Sabtu, 19 Mei 2012

Tumbuh Itu Bukan Tambah Gede Doang


Beberapa waktu yang lalu, saya terlibat diskusi singkat dengan seorang mahasiswa yang sedang mengerjakan skripsi. Biasanya keluhan utama dalam pembuatan skripsi adalah tidak punya ide sama sekali. Karena tidak punya ide, akhirnya skripsi tidak jalan, tentu saja karena tidak tahu harus menulis apa. Tapi ternyata juga, skripsi bisa tidak selesai karena kebanyakan ide. Dari waktu ke waktu, ide terus berkembang, sehingga apa yang barusan ditulis, setelah dibaca lagi kok kurang begini ya.. kok kurang begitu ya… Ternyata tidak punya ide dan kebanyakan ide sama susahnya..

Skripsi memang selalu menegangkan. Memang sih, banyak juga yang sekedar copy-paste ide dan kemudian diterapkan di kasus yang berbeda. Kalo yang ini sih 2 bulan pasti kelar. Namun, bagi kebanyakan mahasiswa, skripsi adalah  “the best of me”.  Namun, 5 atau 10 tahun kemudian setelah dibaca-baca lagi kadang kita bisa ketawa sendiri, kok bisa-bisanya bikin skripsi seperti ini, rasanya amburadul banget. Mahasiswa teman saya tadi juga mengaku, karyanya yang beberapa waktu sebelumnya dapat nilai A dan menurut dia luar biasa bagusnya dipikir-pikir lagi jadi bingung bagusnya di mana.

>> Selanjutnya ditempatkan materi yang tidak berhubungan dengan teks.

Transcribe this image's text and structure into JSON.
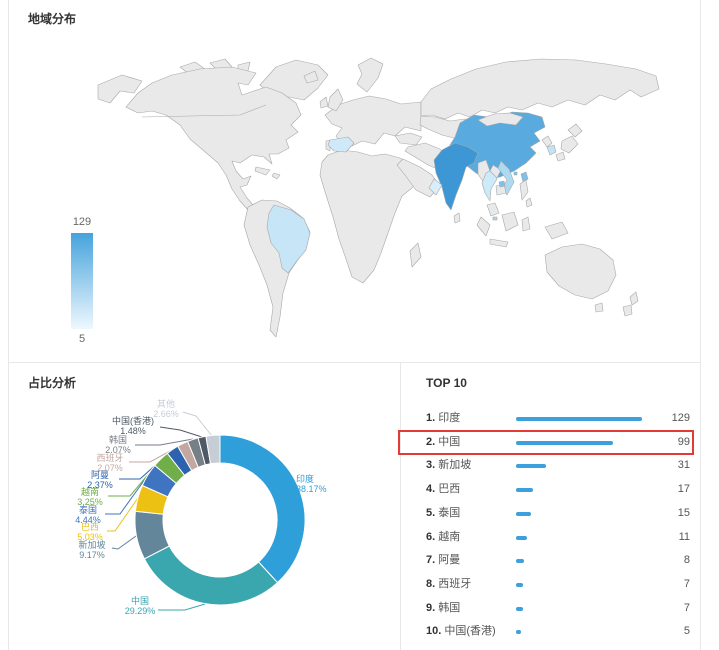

Ada banyak hal yang menurut kita hebat, beberapa waktu kemudian sudah tidak hebat lagi. Kesimpulan dari diskusi itu, adalah karena kita semua mengalami pertumbuhan. Memang minimal kita bertumbuh besar (fisik) dan umur semakin tua. Tapi yang kita mau tentu bukan sekedar “growing old”, tapi juga “growing up.” Seperti contoh skripsi di atas, saat kita melihat kembali skripsi itu sekian tahun kemudian dan tampak semakin amburadul, bukan berarti skripsi itu tidak bagus lagi, tapi masalahnya kitanya yang bertumbuh. Ada banyak wawasan, pengetahuan dan pengalaman baru yang membentuk kita menjadi semakin baik setiap hari. Seperti saat saya masih anak SD yang takut naik kelas III, hanya karena di kelas III mulai diajarkan perkalian dan pembagian. Hiii…. Pasti sulit sekali.. Tapi kan setelah kelas V ngomongnya sudah lain… ah kalo cuman tambah kurang kali bagi sih gampang.. geometri tuh yang sulit… demikian waktu terus berlalu dan perubahan selalu terjadi. Sama seperti kita saat ini… yang tidak mengerti mengapa sesuatu yang sangat mudah kok waktu kuliah memusingkan dan penuh perjuangan untuk sekedar dapat nilai C.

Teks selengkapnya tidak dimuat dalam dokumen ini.